X-ray/UV/optical Variability and Mapping the Inner Structures of Active Galactic Nuclei.

Lead Research Organisation: University of Southampton
Department Name: Sch of Physics and Astronomy


The origin of UV and optical variability from Active Galactic Nuclei (AGN) is not well understood. It may be caused by reprocessing of X-ray emission, coming from very near to the central supermassive black hole (SMBH), by the surrounding accretion disc and broad line region (BLR) gas. Alternatively it might be caused by accretion rate fluctuations in the disc. These possibilities can be tested by measuring the time lags between the X-ray emission and the emission in the UV and optical bands. Different physical scenarios result in different time lag patterns. In the reprocessing scenario, the lags map out the temperature structure of the accretion disc and the geometry of the surrounding gas, in a process known as 'reverberation mapping'. These structure are far too small to map by direct imaging or any other method.
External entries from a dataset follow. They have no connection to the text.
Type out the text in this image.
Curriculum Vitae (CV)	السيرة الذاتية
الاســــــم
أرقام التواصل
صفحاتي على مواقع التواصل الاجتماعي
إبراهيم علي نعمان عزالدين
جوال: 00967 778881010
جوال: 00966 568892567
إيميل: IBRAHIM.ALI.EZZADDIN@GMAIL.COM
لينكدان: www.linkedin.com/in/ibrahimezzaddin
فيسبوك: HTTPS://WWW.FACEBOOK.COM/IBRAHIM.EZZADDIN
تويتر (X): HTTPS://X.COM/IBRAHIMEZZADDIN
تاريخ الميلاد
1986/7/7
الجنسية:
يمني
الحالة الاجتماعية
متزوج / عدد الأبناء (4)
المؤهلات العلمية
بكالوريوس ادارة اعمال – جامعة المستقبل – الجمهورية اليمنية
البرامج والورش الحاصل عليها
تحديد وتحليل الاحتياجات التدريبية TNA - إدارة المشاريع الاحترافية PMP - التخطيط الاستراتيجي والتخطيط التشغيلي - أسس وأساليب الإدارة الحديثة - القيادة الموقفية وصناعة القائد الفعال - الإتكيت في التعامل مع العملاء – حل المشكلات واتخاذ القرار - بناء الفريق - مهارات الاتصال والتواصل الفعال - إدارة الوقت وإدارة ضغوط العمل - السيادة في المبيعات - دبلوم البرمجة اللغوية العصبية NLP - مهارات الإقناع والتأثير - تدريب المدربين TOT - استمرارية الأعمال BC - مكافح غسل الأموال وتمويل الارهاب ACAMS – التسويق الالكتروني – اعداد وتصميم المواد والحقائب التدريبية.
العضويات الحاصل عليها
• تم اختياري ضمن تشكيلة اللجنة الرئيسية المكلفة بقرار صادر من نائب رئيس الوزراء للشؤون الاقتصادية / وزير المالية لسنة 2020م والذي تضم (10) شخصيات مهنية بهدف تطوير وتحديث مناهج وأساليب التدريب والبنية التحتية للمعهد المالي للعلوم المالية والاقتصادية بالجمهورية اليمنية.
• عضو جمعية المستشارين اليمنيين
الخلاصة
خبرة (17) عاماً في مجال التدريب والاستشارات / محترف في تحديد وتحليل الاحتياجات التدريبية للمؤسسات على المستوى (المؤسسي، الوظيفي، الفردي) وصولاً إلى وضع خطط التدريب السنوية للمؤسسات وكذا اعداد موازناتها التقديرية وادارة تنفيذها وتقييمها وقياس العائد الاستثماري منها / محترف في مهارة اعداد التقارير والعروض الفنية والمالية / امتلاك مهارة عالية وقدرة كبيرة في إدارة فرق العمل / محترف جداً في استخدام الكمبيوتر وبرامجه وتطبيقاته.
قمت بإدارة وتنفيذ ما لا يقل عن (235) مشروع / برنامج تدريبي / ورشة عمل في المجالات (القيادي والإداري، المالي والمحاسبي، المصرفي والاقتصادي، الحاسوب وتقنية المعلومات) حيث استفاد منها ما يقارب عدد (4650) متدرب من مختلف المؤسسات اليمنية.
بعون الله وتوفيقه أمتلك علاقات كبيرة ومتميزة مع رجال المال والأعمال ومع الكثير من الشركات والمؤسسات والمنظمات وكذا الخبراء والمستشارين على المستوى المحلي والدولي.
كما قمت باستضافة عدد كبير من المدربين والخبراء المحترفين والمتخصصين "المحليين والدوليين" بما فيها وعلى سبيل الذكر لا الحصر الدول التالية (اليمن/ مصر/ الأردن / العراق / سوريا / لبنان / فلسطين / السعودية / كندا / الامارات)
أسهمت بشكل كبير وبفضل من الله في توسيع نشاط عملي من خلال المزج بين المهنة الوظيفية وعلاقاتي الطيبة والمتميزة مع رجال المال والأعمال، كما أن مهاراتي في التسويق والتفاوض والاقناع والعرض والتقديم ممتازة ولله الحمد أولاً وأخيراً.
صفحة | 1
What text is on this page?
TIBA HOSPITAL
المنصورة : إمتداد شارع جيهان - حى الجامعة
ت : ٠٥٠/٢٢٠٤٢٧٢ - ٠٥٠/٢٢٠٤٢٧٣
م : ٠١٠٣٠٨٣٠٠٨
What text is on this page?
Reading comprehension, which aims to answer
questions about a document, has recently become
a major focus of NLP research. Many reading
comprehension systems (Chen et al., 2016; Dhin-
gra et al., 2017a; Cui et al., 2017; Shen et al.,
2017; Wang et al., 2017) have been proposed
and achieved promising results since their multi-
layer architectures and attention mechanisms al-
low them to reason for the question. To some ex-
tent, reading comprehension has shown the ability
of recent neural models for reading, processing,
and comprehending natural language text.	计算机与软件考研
Southampton is one of the major world research groups in the study of AGN variability and we lead many of the largest X-ray/UV/optical monitoring programmes, eg using the Swift multiwaveband observatory and the XMM-Newton X-ray/UV observatory. In particular, a huge observational program with Swift will be complete by early 2018, ideally timed for a new student.

The current project consists of both observation and computer modelling. The successful student will analyse these world-leading datasets to map out the inner structures of AGN and will also build a computer model of the expected emission from the accretion disc and BLR gas. By comparing observation with theory we will determine the inner geometry of AGN, including both the X-ray source geometry and that of the inner part of the accretion disc.